Ten years ago Pat Tillman was killed in Afghanistan, and the circumstances of his death continue to raise questions a decade later.

Tillman was an NFL player who turned down millions of dollars after 9/11 so he could enlist, believing that not only the desperate should fight for their country. He was sent, along with his brother Kevin, to Iraq and Afghanistan.

(If you haven’t read Kevin’s extraordinary public letter, “After Pat’s Birthday,” do so now.)

Although Pat was killed by friendly fire, the Bush administration pushed the story that he had been involved in a heroic firefight. While Tillman’s heroism is not in doubt, the Bush administration’s cover-up, allegedly approved by then-Secretary of Defense Donald Rumsfeld, brought additional pain and suffering to Tillman’s family.

All these years later, there are still many unanswered questions.

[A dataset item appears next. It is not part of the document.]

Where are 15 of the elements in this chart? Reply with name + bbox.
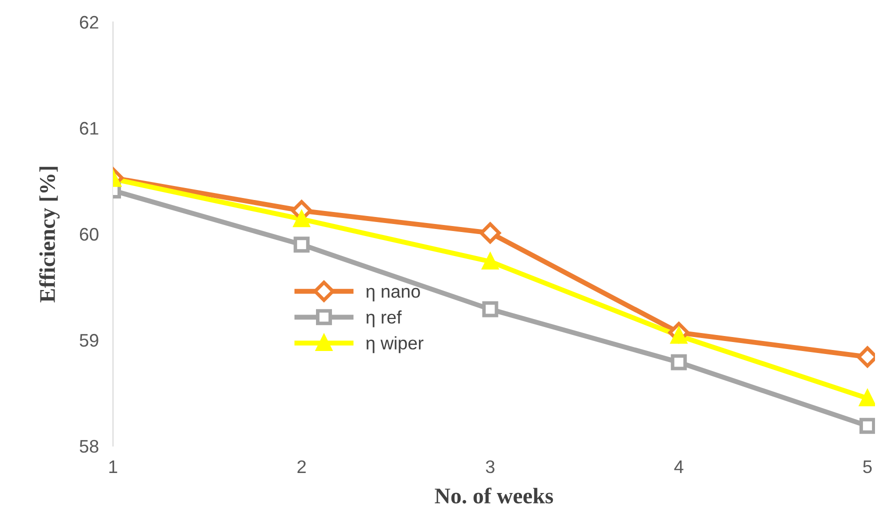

Narda Zacchino, who collaborated on a book with Mary Tillman, Pat and Kevin’s mother, wrote about those questions in 2010.

Here is a sampling:

Who ordered that his uniform—containing evidence of fratricide—be burned along with his equipment?

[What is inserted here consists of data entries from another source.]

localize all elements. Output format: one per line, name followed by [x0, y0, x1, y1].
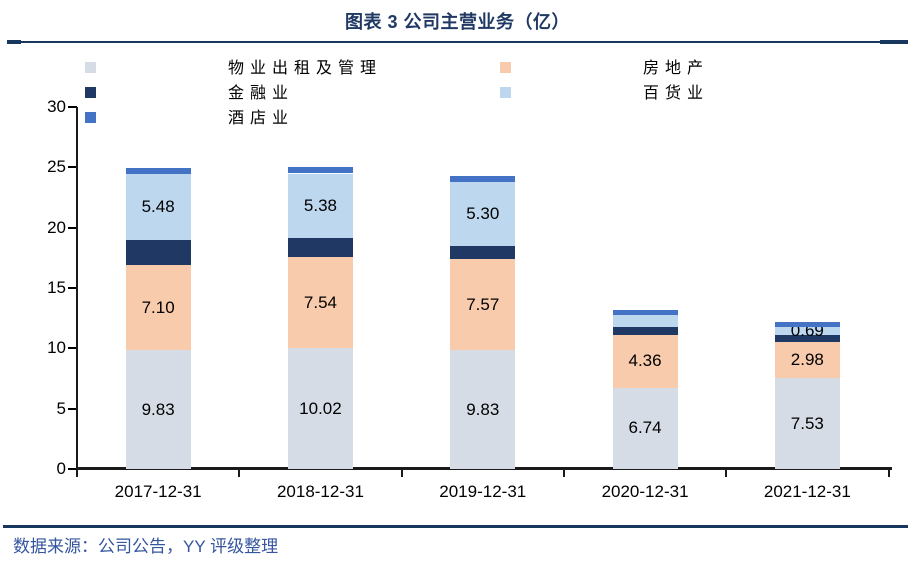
- y-tick: [68, 287, 77, 289]
- bar-value-label: 2.98: [790, 350, 824, 370]
- x-tick: [238, 470, 241, 477]
- bar-segment-金融业: [612, 326, 678, 336]
- x-axis-label: 2020-12-31: [601, 482, 689, 501]
- y-tick: [68, 407, 77, 410]
- y-tick-label: 0: [56, 459, 66, 478]
- bar-segment-金融业: [450, 245, 516, 260]
- bar-value-label: 7.54: [303, 292, 337, 312]
- legend-swatch-department-store: [500, 87, 511, 98]
- bar-segment-金融业: [125, 239, 191, 265]
- x-axis-label: 2021-12-31: [763, 482, 851, 501]
- y-tick-label: 20: [47, 217, 66, 237]
- bar-segment-房地产: [287, 257, 353, 349]
- bar-segment-房地产: [450, 259, 516, 351]
- y-tick-label: 25: [47, 157, 66, 177]
- bar-segment-百货业: [612, 315, 678, 327]
- bar-value-label: 7.10: [141, 297, 175, 317]
- legend-label-finance: 金融业: [228, 85, 295, 102]
- y-tick-label: 5: [56, 398, 66, 418]
- bar-segment-物业出租及管理: [287, 348, 353, 469]
- x-axis-label: 2018-12-31: [276, 482, 364, 501]
- source-rule: [3, 525, 908, 528]
- x-tick: [887, 470, 890, 477]
- legend-label-real-estate: 房地产: [643, 60, 710, 77]
- y-axis-line: [76, 107, 78, 470]
- bar-segment-百货业: [774, 326, 840, 335]
- bar-segment-酒店业: [125, 167, 191, 174]
- y-tick: [68, 166, 77, 169]
- x-tick: [76, 470, 78, 477]
- x-tick: [725, 470, 728, 477]
- bar-segment-百货业: [450, 181, 516, 246]
- bar-segment-酒店业: [450, 176, 516, 182]
- bar-segment-金融业: [774, 334, 840, 343]
- bar-segment-百货业: [125, 173, 191, 240]
- legend-swatch-real-estate: [500, 62, 511, 73]
- bar-value-label: 5.48: [141, 196, 175, 216]
- bar-segment-物业出租及管理: [612, 387, 678, 469]
- y-tick: [68, 347, 77, 350]
- page-title: 图表 3 公司主营业务（亿）: [344, 12, 570, 32]
- bar-value-label: 9.83: [466, 399, 500, 419]
- bar-value-label: 5.30: [466, 203, 500, 223]
- bar-segment-房地产: [612, 335, 678, 388]
- title-rule-right-cap: [880, 40, 908, 44]
- source-note: 数据来源：公司公告，YY 评级整理: [13, 537, 279, 556]
- bar-segment-物业出租及管理: [774, 378, 840, 469]
- bar-segment-房地产: [774, 342, 840, 379]
- y-tick-label: 15: [47, 278, 66, 297]
- legend-label-department-store: 百货业: [643, 85, 710, 102]
- legend-label-hotel: 酒店业: [228, 110, 295, 127]
- bar-value-label: 10.02: [299, 398, 342, 418]
- bar-value-label: 5.38: [303, 195, 337, 215]
- bar-value-label: 9.83: [141, 399, 175, 419]
- bar-segment-百货业: [287, 173, 353, 239]
- bar-value-label: 7.57: [466, 294, 500, 314]
- x-axis-label: 2019-12-31: [439, 482, 527, 501]
- x-tick: [562, 470, 565, 477]
- bar-segment-物业出租及管理: [125, 350, 191, 469]
- y-tick: [68, 106, 77, 109]
- bar-segment-房地产: [125, 264, 191, 351]
- y-tick-label: 30: [47, 97, 66, 117]
- bar-segment-金融业: [287, 238, 353, 258]
- y-tick: [68, 468, 77, 470]
- legend-swatch-property-rental: [85, 62, 96, 73]
- bar-segment-酒店业: [774, 322, 840, 327]
- bar-segment-酒店业: [287, 166, 353, 174]
- bar-segment-物业出租及管理: [450, 350, 516, 469]
- title-rule-left-cap: [7, 40, 21, 44]
- x-tick: [400, 470, 403, 477]
- y-tick-label: 10: [47, 338, 66, 358]
- bar-segment-酒店业: [612, 309, 678, 316]
- bar-value-label: 4.36: [628, 351, 662, 371]
- bar-value-label: 7.53: [790, 413, 824, 433]
- y-tick: [68, 226, 77, 229]
- legend-label-property-rental: 物业出租及管理: [228, 60, 383, 77]
- title-rule: [7, 41, 908, 43]
- legend-swatch-finance: [85, 87, 96, 98]
- legend-swatch-hotel: [85, 112, 96, 123]
- bar-value-label: 6.74: [628, 418, 662, 438]
- x-axis-label: 2017-12-31: [114, 482, 202, 501]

Who gave the order for the field hospital doctor to write in his report that Tillman, shot in the head and killed instantly, “was administered CPR and transferred to ICU for further CPR,” with another notation that seems to indicate he died days later after surgery?

Who gave the order to not recall that doctor as a witness in the Army’s criminal investigation after he asked for an attorney to be present and was excused to obtain one?

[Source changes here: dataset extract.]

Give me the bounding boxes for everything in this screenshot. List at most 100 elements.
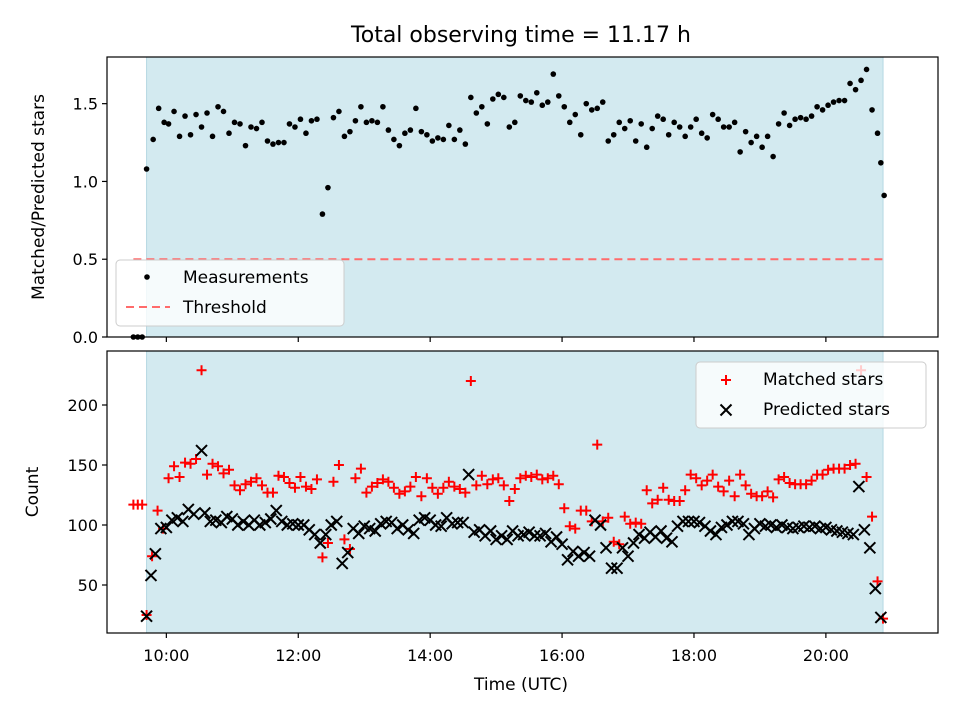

Who gave the order to write the initial incident report saying that Tillman was shot by the enemy in a hostile battle when it was immediately known that he was killed by his fellow soldiers?

Who gave the order to tell soldiers not to disclose to anyone that Tillman was killed by fratricide?

Who gave the order to tell witnesses they could go to prison if they talked about the Tillman matter to the family or others?

Who gave the order to tell the nation’s chief medical examiner and the coroner who would do the autopsy that Tillman was killed in a hostile gun battle with the enemy, when they knew from seeing the body that could not be true?

Who gave the order to deny the chief medical examiner’s call for a criminal investigation?

Who gave the order to deny an earlier call for a criminal investigation by the first investigating officer in Afghanistan?

One of our favorite sports writers, Dave Zirin, has picked up on these questions with a new piece in The Nation.

We are well aware that America murders innocents abroad, and we generally think of those poor souls who appear as bug splats to a drone operator. Ten years after Pat Tillman was killed by a comrade, let us also remember that America sometimes exploits her young for useless wars and propaganda to justify them, that in the home of the brave, cowards in government sometimes abuse the families that raise the brave, and continue to get away with it.